The murder of George Floyd shook the world, but for us in Hackney it opened recent wounds and rightly, time and time again Rashan’s case and other similar cases came up in debate and conversation. I felt that anger when I spoke outside the Town Hall at a Black LIves Matters protest only last month.
We are all now part of renewed conversations about many of the issues they raised, and I know that on the anniversary of Rashan’s death, many people will feel angry and frustrated that locally and nationally, it feels like we are still having the same discussions. All too often it feels there is no closure and families and communities feel they are denied the justice they need or deserve. I remember vividly being sat with Cllr Selman and the Charles family, unable to answer questions, sharing a sense of powerlessness.
This sense of history repeating itself was powerfully captured last week in this article in the Hackney Gazette by Rod Charles, Rashan’s great uncle. No one reading it could be left in any doubt about the need to tackle these issues and the structural racism that still exists in British society and the police.
Hackney has a strong tradition of standing up to racism – we have had to, given the events that have taken place in our borough. It has been a long, tiring struggle for many, but as a Council we want residents to know that we hear them and that we understand their pain and frustration.
We must ensure that disproportionate policing is tackled, and rebuild trust and confidence for all our communities, and so we will continue to work with Hackney Account, the Stop and Search Monitoring Group, our Young Futures Commission and with partners across the borough to understand institutional racism and improve outcomes for young Black men.
But we know we have more to do. At a meeting tonight the Council is expected to adopt a Motion, setting out an ambitious set of anti-racism pledges. These aren’t just words, and we’ve been clear that it is no longer enough for the Council to tackle inequalities – it must be overtly anti-racist, including challenging ourselves and the police to do more to combat it.

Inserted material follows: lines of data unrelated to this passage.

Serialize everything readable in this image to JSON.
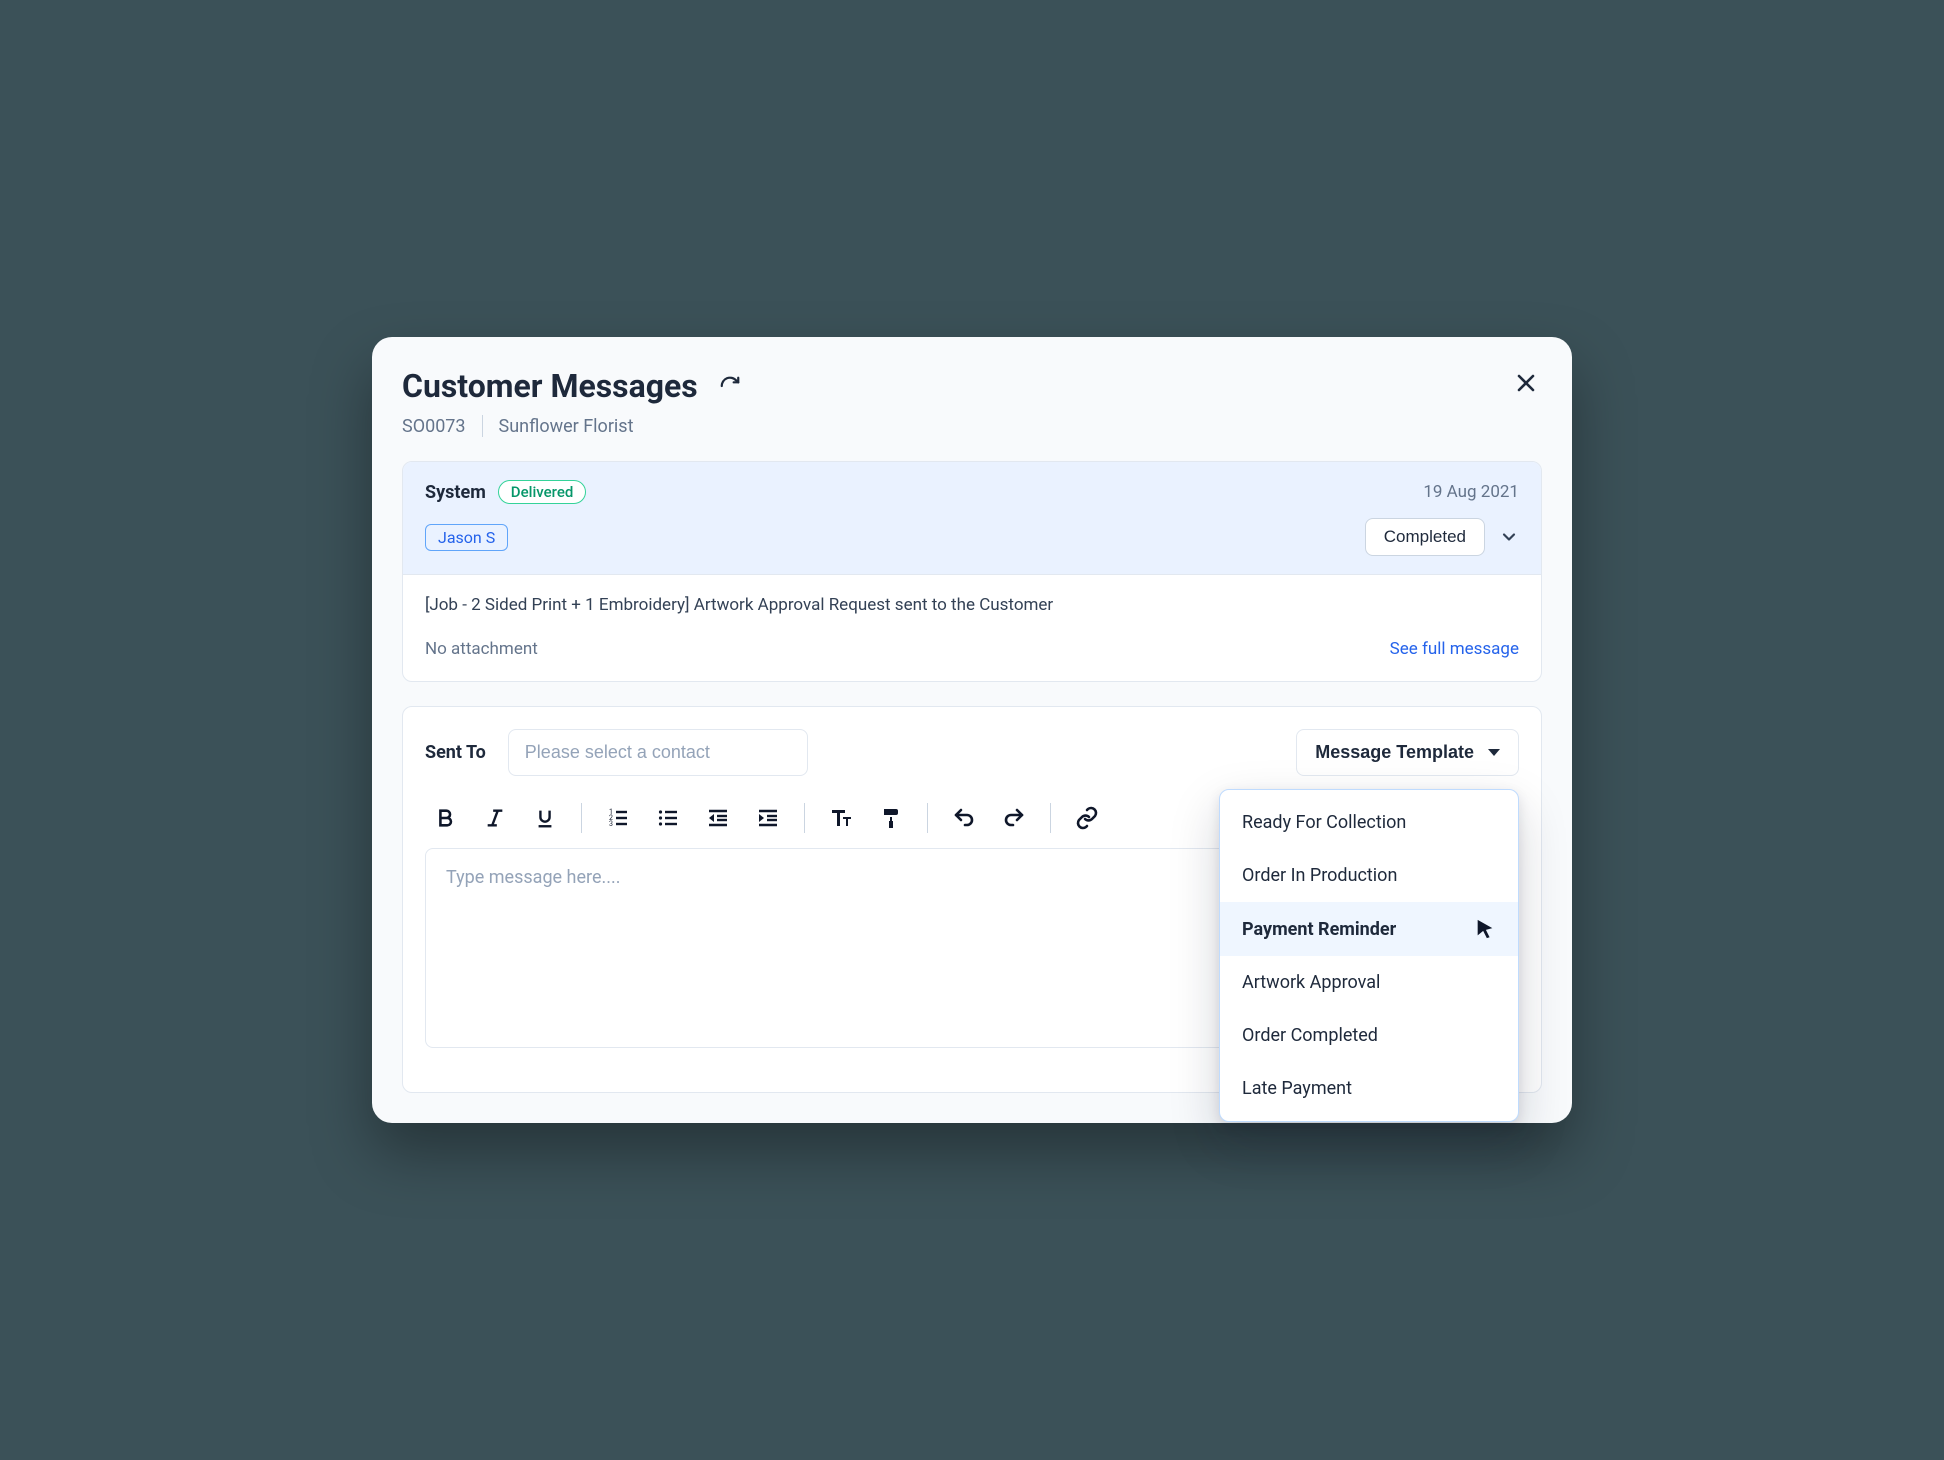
{
  "modal": {
    "title": "Customer Messages",
    "order_id": "SO0073",
    "customer_name": "Sunflower Florist"
  },
  "message": {
    "sender": "System",
    "status_badge": "Delivered",
    "date": "19 Aug 2021",
    "recipient_tag": "Jason S",
    "state_button": "Completed",
    "body": "[Job - 2 Sided Print + 1 Embroidery] Artwork Approval Request sent to the Customer",
    "attachment_text": "No attachment",
    "see_full": "See full message"
  },
  "compose": {
    "sent_to_label": "Sent To",
    "contact_placeholder": "Please select a contact",
    "template_button": "Message Template",
    "editor_placeholder": "Type message here....",
    "template_options": [
      "Ready For Collection",
      "Order In Production",
      "Payment Reminder",
      "Artwork Approval",
      "Order Completed",
      "Late Payment"
    ],
    "hovered_option_index": 2
  }
}
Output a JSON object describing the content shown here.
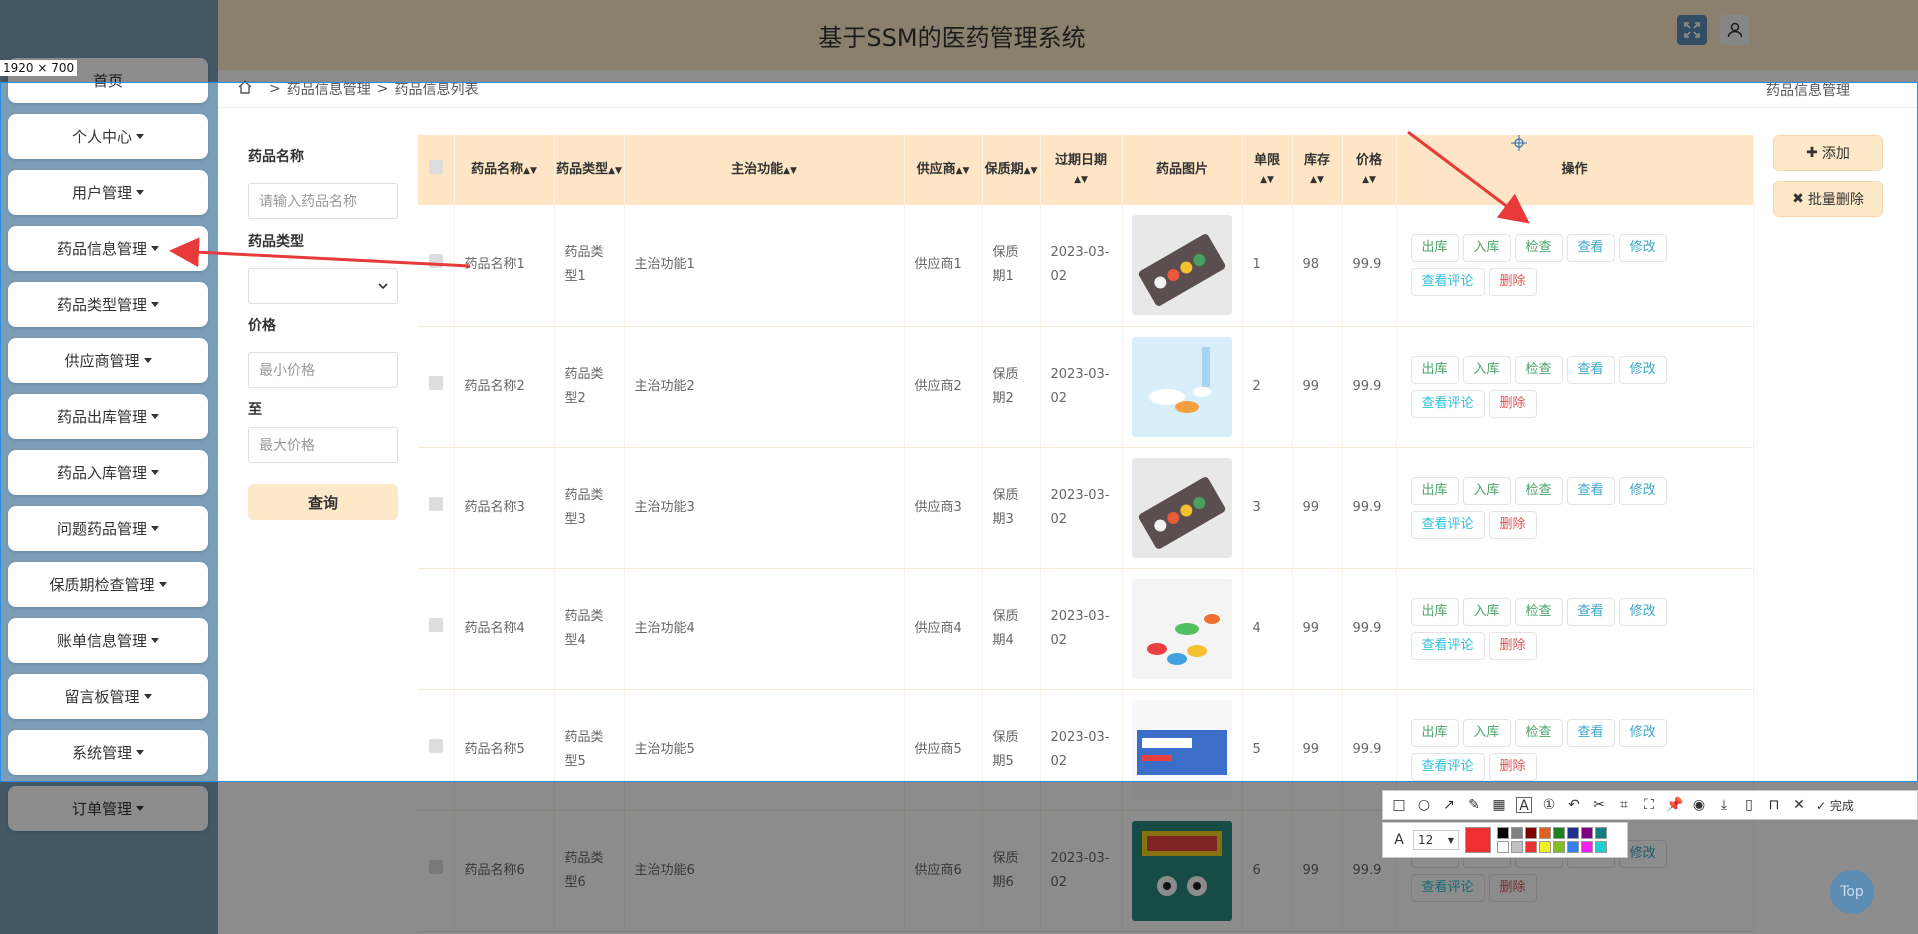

We are also looking forward to announcing some of the initial recommendations from our review into the naming of public spaces and landmarks. This work has been community-led and will reflect the need for our shared space to reflect Hackney’s rich history.
As on previous anniversaries, vigils are planned to allow those close to Rashan to reflect and remember him. We support them to hold these peaceful vigils, but urge attendees to look out for each other and be mindful of social distancing to help keep their friends and family safe from coronavirus. Our Director of Public Health, Dr Sandra Husbands, recently shared some guidance for keeping safe at public events. This included:
- Make sure you have a mask and hand sanitiser.
- Wearing gloves is also helpful
- Organise your routes to and from the event, to avoid public transport as much as possible
When you get home, before getting close to anyone at home
- Wash your hands immediately
- Have a shower and wash your hair
- Change into clean clothes
- Put your clothes in the laundry bin (if you can’t wash them straight away)
On Wednesday we will collectively remember Rashan, the lasting impact of his death and the family and friends he left behind.